Yona yang sedikit panik akan hal yang dilihatnya mencoba untuk membangunkan Arga sambil mengayun ayun lembut kepala Arga yang memang sudah berkeringat tersebut.
“IBUUUUUUU…”
Arga yang bangun dari mimpinya langsung memeluk tubuh Yona yang terkejut mendapati hal tersebut. Dengan masih terkejut tersebut, ia tak bisa melakukan hal apapun selain hanya merasakan kuatnya pelukan Arga di tubuhnya. Dengan merasakan Arga yang masih terbawa mimpinya, Yona mencoba menenangkan Arga. Tangannya lembut mengelus kepala Arga, beserta elusan yang sama pada punggung Arga tersebut.
“Udaahhhh Ga.. kamu hanya mimpi kok. Udaaahhh.. kamu yang tenang yaaa…”
Seakan sadar dengan posisi yang memeluk Yona dengan erat, Arga terkejut dan berusaha untuk melepaskan pelukannya yang erat tadi di tubuh Yona. namun karena elusan tangan Yona di kepalanya, ia sedikit tenang dan melupakan keterkejutannya tadi. Apalagi Yona yang merasakan pelukan Arga yang melonggar makin merapatkan kepala Arga ke bahunya. Posisi yang sama dilakukan Arga kepadanya saat ia menangis akibat perlakuan Christ tempo hari.
“Mbaaakkk..”
“Iyaaaa…”
“Makasih ya mbak. Aku gak pernah merasakan pelukan sehangat ini lagi sejak ibu sudaaahhh….”
“Ssstttt.. udaaahhh… sekarang kamu tenang yaaa.. Ibu kamu bakalan sedih jika melihat kamu sedih. Iya kan?”
Setelah mendengarkan kata kata Yona tadi, Arga makin nyaman dalam pelukan Yona. Bahkan Yona sudah mendekap kepala Arga di dadanya. Dan Arga yang menerima akan hal itu menikmati dengan sangat nyaman dengan kondisi kepala belakangnya yang tak berhenti dielus oleh Yona.

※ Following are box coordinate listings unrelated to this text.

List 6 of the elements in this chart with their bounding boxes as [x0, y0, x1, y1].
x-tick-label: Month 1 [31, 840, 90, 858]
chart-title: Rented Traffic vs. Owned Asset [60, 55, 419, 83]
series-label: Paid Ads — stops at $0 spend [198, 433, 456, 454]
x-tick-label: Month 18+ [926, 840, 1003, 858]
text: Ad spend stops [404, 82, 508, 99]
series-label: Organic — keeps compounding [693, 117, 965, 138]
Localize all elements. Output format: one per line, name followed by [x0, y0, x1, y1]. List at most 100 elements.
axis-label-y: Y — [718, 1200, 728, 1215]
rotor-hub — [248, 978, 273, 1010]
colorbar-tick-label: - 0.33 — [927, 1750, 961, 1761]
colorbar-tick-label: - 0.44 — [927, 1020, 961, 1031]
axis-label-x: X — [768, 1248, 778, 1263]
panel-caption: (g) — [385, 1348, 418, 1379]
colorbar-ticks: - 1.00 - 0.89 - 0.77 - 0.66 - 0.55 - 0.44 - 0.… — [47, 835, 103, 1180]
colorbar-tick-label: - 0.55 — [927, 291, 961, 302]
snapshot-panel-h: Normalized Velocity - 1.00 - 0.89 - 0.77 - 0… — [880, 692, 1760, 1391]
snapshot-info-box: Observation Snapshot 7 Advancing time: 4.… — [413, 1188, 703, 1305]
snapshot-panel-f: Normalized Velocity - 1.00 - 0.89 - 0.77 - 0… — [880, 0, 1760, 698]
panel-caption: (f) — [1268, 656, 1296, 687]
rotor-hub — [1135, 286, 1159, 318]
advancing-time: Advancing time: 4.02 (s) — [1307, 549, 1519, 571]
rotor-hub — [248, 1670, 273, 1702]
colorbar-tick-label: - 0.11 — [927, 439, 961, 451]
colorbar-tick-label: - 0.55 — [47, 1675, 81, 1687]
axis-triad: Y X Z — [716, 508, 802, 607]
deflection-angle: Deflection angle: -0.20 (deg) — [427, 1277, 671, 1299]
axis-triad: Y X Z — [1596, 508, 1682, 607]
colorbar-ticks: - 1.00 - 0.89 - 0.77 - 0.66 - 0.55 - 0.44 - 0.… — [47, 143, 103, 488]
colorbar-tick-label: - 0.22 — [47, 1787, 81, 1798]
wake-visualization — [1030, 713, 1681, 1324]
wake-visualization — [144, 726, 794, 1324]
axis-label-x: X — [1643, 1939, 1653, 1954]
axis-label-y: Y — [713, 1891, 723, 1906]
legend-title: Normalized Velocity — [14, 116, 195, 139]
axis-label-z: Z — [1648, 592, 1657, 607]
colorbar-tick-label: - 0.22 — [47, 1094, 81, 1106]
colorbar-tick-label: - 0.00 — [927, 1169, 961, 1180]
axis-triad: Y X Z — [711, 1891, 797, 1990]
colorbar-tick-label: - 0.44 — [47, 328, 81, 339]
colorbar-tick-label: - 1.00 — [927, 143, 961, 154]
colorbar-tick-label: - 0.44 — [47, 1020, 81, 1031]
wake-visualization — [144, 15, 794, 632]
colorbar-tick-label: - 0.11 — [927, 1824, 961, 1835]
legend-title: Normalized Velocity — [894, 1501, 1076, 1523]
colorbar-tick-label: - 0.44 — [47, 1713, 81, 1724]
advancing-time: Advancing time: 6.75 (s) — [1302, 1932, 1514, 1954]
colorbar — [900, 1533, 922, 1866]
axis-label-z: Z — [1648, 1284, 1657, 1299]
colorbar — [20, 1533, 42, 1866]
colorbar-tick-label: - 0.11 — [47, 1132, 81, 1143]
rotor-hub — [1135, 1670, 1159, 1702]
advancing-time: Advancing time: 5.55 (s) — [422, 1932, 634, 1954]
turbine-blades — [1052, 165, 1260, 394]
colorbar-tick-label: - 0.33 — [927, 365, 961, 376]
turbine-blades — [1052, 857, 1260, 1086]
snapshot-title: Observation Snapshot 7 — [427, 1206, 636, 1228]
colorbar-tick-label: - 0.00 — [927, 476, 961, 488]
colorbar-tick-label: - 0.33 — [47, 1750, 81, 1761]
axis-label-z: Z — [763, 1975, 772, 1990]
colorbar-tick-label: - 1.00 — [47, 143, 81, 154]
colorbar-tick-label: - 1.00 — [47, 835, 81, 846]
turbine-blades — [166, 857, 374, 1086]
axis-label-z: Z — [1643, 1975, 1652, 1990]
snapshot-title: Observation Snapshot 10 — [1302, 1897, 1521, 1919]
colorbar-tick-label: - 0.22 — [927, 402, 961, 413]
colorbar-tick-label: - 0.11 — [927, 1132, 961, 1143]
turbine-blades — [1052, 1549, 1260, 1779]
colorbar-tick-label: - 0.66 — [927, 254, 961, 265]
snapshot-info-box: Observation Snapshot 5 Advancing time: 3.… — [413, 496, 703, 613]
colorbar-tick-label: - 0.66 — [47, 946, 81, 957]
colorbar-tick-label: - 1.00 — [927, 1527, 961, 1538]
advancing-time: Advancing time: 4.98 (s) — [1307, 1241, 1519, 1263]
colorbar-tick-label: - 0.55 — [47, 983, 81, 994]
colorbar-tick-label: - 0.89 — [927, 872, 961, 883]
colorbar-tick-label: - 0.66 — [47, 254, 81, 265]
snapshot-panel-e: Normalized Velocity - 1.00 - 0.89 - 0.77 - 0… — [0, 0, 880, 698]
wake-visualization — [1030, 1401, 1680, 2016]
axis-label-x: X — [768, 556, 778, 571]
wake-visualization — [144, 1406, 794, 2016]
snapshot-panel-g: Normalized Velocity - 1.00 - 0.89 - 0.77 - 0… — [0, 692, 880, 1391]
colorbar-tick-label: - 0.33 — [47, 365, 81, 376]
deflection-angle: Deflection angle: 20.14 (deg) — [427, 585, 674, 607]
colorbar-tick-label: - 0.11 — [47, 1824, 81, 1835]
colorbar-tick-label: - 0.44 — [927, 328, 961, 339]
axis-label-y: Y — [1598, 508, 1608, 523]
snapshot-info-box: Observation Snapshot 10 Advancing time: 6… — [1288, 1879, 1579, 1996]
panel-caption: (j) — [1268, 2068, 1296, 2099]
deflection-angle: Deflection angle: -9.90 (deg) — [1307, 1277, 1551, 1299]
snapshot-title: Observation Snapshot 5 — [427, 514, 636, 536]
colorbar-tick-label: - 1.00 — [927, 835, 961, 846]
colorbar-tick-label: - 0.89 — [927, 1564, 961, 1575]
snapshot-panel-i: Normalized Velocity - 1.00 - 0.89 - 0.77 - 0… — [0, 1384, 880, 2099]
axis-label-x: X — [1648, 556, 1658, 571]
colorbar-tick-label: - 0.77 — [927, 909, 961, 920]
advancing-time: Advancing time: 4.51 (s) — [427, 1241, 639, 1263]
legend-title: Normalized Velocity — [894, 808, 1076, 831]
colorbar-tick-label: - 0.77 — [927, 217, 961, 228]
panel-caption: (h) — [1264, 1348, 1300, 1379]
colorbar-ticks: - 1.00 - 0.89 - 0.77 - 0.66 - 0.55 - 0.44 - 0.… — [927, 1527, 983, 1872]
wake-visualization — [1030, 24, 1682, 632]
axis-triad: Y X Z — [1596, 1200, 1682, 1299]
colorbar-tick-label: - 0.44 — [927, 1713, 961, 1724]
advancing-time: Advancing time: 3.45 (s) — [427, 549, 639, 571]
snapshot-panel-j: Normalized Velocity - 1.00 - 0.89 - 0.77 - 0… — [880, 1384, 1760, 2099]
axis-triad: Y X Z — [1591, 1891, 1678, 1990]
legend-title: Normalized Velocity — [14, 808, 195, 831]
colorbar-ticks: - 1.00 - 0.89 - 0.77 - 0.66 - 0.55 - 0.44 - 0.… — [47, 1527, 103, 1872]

Yona sendiri merasakan tak ada seindah dan senyaman ini sebelumnya. Kehangatan dari tubuh Arga membuatnya sangat hanyut akan perasaannya. Bahkan, Yona mengecup kepala Arga dengan perasaan yang tak bisa ia kendalikan saat ini. Dengan kembali merebahkan tubuh Arga tanpa melepaskan pelukannya, kini Yona memeluk Arga yang sudah kembali tenang dan sedikit bisa kembali tidur sambil berbaringan di kasur yang memang lebih kecil dibandingkan kasur di kamarnya.
Setelah memastikan Arga yang telah kembali tidur, Yona sedikit menurunkan badannya sampai akhirnya kepalanya berhadapan langsung dengan kepala Arga. Dan kembali ia mengecup kening Arga dengan tetap pelukannya di tubuh Arga. Sampai akhirnya Yona juga tertidur sambil memeluk tubuh Arga.